On Tony Abbott, “missing” ministries and women

So, once again that drunken asshole “real life” has conspired to keep me away from blogging; perhaps it too finds this stuff intolerable. Whatever. Jerk.

This week, my Facebook feed has been populated by people losing their shit over a lot of nothing, then an oddly muted response to “something”.

So, let’s try and take a look at this with the benefit of reason. That’s the trouble with the leftist crowd; they have lots of heart and figure they can apportion the extra “caring” to the brain to use in lieu of thinking. Physician, heal thyself and all that.

Oh my fuck, there’s no Minister of Silly Walks! THEY HATE SILLY WALKERS!

The first exodus of common sense from public discourse was around the newly unveiled ministry. Abbott had stated his intent was to “clean up” the volume of ministerial appointments, consistent with his theme of.. um… consistency.

Accordingly, titles such as the Minister for <Issue> were wrapped up into broader portfolios. And people lost their most beloved shit. “He doesn’t care about issues,” they wailed, clutching a well-worn photo depicting loss and anguish to their bosom.  “He just wants people to suffer”.

OK, so despite asking people publicly and privately for examples of how these changes had lead to specific policy changes that supported these dire pronouncements, I haven’t seen a shred of evidence to date that the streamlined cabinet has negatively impacted anyone. It’s almost like the hyperbole was… completely unnecessary!

Far be it for me to suggest that maybe we should judge the government on how they govern.

Women’s representation

I’m not going glib on this one, because I think it’s a serious topic. There’s two parts, so I’ll address them separately.

1) Women in the cabinet – merit v quotas

So we’re clear, I really want a gender and race blind Australia. There’s no viable basis for discrimination based on arbitrary factors and let’s face it, on honest metrics women are outperforming us white hetero males substantially. Using low tactics to keep women away from positions of leadership and authority is pitiful.

So, having said that, I agree in principle with Bronwyn Bishop’s sentiment that equality, achieved through quotas and not “merit”, is simple institutionalised discrimination. And, ugly paternalism – white men need to give women something they can’t have on their own.

However… However… I doubt the implementation side of this. Abbott lamented a ‘disappointing’ lack of women on the front benches, suggesting though that they were ‘knocking at the door’. Bronwyn Bishop defended this saying that promotion was on merit alone. And if we were being objective, which is less fun than a tired and I suspect inaccurate charge of misogyny, we would suggest the cabinet reflects the government’s promise (and mandate) to be “stable”.

Except, I doubt there are not talented and experienced women who could have taken these roles. So whilst the theoretical high ground belongs to the Coalition over Labor, the practical ground – which is more meaningful – is firmly Labor’s. And, whilst the six ministers promoted by Gillard from 2010 (of which how many stood down with her? :)) were done so to fill a quota, they were highly competent and engaged women and I hope some of them get Labor leader or deputy leader positions.

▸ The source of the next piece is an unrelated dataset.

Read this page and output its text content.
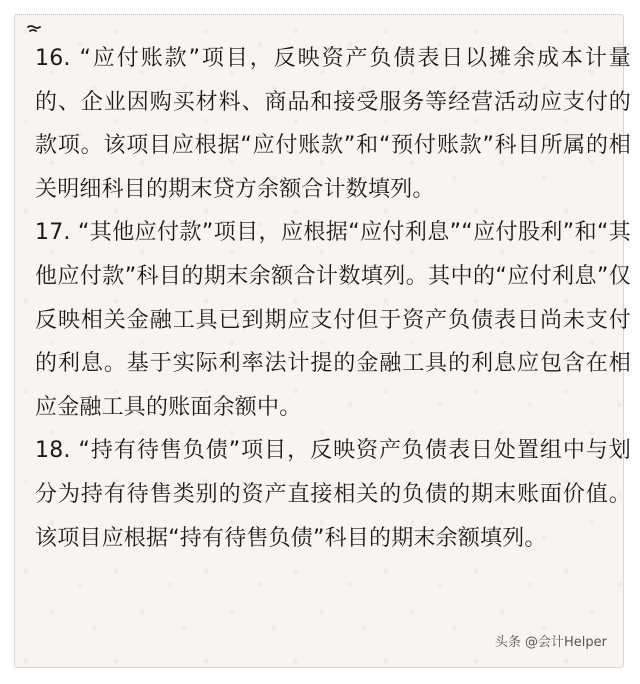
16. “应付账款”项目，反映资产负债表日以摊余成本计量的、企业因购买材料、商品和接受服务等经营活动应支付的款项。该项目应根据“应付账款”和“预付账款”科目所属的相关明细科目的期末贷方余额合计数填列。

17. “其他应付款”项目，应根据“应付利息”“应付股利”和“其他应付款”科目的期末余额合计数填列。其中的“应付利息”仅反映相关金融工具已到期应支付但于资产负债表日尚未支付的利息。基于实际利率法计提的金融工具的利息应包含在相应金融工具的账面余额中。

18. “持有待售负债”项目，反映资产负债表日处置组中与划分为持有待售类别的资产直接相关的负债的期末账面价值。该项目应根据“持有待售负债”科目的期末余额填列。

头条 @会计Helper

(Of course, if they elect Anthony Albanese, he’ll be a Simon Crean for this decade).

The Coalition had better consider a ministerial shuffle in the 2nd year.

2) Tony Abbott as “women’s minister”.

What a load of arse. Responsibility for women’s issues sat with PM&C (Department of Prime Minister and Cabinet; don’t underestimate a former public servant’s capacity to drop acronyms like… an acronym dropper) before being moved out in 2004. Plus, the Coalition’s pre-election briefing material advised that they would do this, so that women’s issues were not seen, or aligned with, welfare issues:

Whilst the current location of the Office for Women in the Department of Family and Housing, Community Services and Indigenous Affairs provides an important link with the services and support provided by that Department, it risks marginalising the Women’s portfolio as simply a welfare concern.

I’m sorry but that’s actually not a bad idea. And the person with responsibility for women’s affairs isn’t Tony Abbott, it’s Sen. Michaela Cash of Western Australia. She should be in the ministry, I grant that but this is too factual and not juicy enough for impassioned, vapid leftists to rally behind as typical gross injustice. Won’t somebody please think of the children!

I would have liked to have seen science aligned with industry and digital economy, so that we could start to lead the world in alternative energy. I’d like to see a women’s portfolio that assumes most women are bright and don’t need white men to gift them advantage, and that inspires a future generation to enter politics. I’ll reserve judgement until we have results to review and assess.

People need to stop losing their shit over stuff they wish Abbott would do so they can hiss the villain. He may well preside over a cockup of biblical proportions; or he may confound expectation and deliver solid governance. My point is, you should judge the government on their governance, and not before they’ve had a fortnight in the job.